= The Planet on Sunday =

The Planet on Sunday was a British tabloid Sunday newspaper that launched on 16 June 1996 and ran for only one edition. It was founded at a cost of £500,000 by Clifford Hards, an entrepreneur who made his fortune through operating budget coach holidays from the UK to Austria and Eastern Europe, with the intention of the paper highlighting environmental and conservation issues.

The paper was edited by former Sunday Sport journalist Austin Mitchelson, and aimed at the same reader demographic as The Mail on Sunday and the Sunday Express.

With content that focused primarily on environmental issues, something about which Hards felt strongly, The Planet on Sundays inaugural edition set out the newspaper's agenda—calling for a reduction in international trade, something Hards felt would lead to less environmental pollution, and arguing that the United Kingdom would be better off outside the European Union. But the newspaper was noted for some bizarre stories which had a sensationalist tone, among them a report about a jilted gorilla that had resorted to violence, and a claim that sunbathing could lead to people developing AIDS-type illnesses. Also featured was a Dan Dare comic strip by Sydney Jordan and Theyen Rich, the character having been updated for the 1990s.

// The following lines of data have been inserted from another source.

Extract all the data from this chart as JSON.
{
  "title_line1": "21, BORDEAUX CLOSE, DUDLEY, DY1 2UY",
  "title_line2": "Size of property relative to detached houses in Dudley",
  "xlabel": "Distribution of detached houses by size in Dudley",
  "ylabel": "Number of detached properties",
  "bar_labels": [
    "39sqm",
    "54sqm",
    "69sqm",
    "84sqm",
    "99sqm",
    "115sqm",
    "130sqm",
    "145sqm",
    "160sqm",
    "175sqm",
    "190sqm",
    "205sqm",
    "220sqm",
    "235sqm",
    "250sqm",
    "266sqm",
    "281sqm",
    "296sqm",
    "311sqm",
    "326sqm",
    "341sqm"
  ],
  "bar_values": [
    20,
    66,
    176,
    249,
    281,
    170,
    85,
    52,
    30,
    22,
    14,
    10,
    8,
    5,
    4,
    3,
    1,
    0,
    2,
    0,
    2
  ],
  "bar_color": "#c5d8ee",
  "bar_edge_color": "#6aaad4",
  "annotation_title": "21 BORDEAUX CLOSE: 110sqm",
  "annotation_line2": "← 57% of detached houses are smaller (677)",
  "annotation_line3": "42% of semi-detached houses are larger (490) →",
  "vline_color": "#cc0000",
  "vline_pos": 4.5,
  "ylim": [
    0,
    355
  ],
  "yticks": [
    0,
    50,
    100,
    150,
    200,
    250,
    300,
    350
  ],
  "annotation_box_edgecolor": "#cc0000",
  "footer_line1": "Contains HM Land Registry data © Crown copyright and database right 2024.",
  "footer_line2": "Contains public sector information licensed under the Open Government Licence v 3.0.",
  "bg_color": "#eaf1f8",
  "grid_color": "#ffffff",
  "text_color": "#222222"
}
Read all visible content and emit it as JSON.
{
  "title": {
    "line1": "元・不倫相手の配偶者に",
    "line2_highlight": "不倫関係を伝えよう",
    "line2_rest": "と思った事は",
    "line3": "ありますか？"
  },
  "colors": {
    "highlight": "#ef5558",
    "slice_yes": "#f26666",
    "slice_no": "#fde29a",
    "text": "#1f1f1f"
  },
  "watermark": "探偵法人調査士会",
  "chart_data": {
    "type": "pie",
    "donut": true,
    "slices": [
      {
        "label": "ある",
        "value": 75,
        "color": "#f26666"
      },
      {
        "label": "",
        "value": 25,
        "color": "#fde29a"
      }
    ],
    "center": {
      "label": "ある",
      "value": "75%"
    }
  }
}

The Planet on Sunday sold 115,000 copies, but Hards himself was reportedly unhappy with the content. On 20 June 1996 The Independent reported that "he found little else to please him than the Dan Dare comic strip". At a meeting of newspaper staff on 19 June, and following differences with his editor, Hards announced that the newspaper would cease publication. "I feel it is better to withdraw than produce a publication that does not match the ideals of the environmental movement. I do however, appreciate how hard the staff have worked."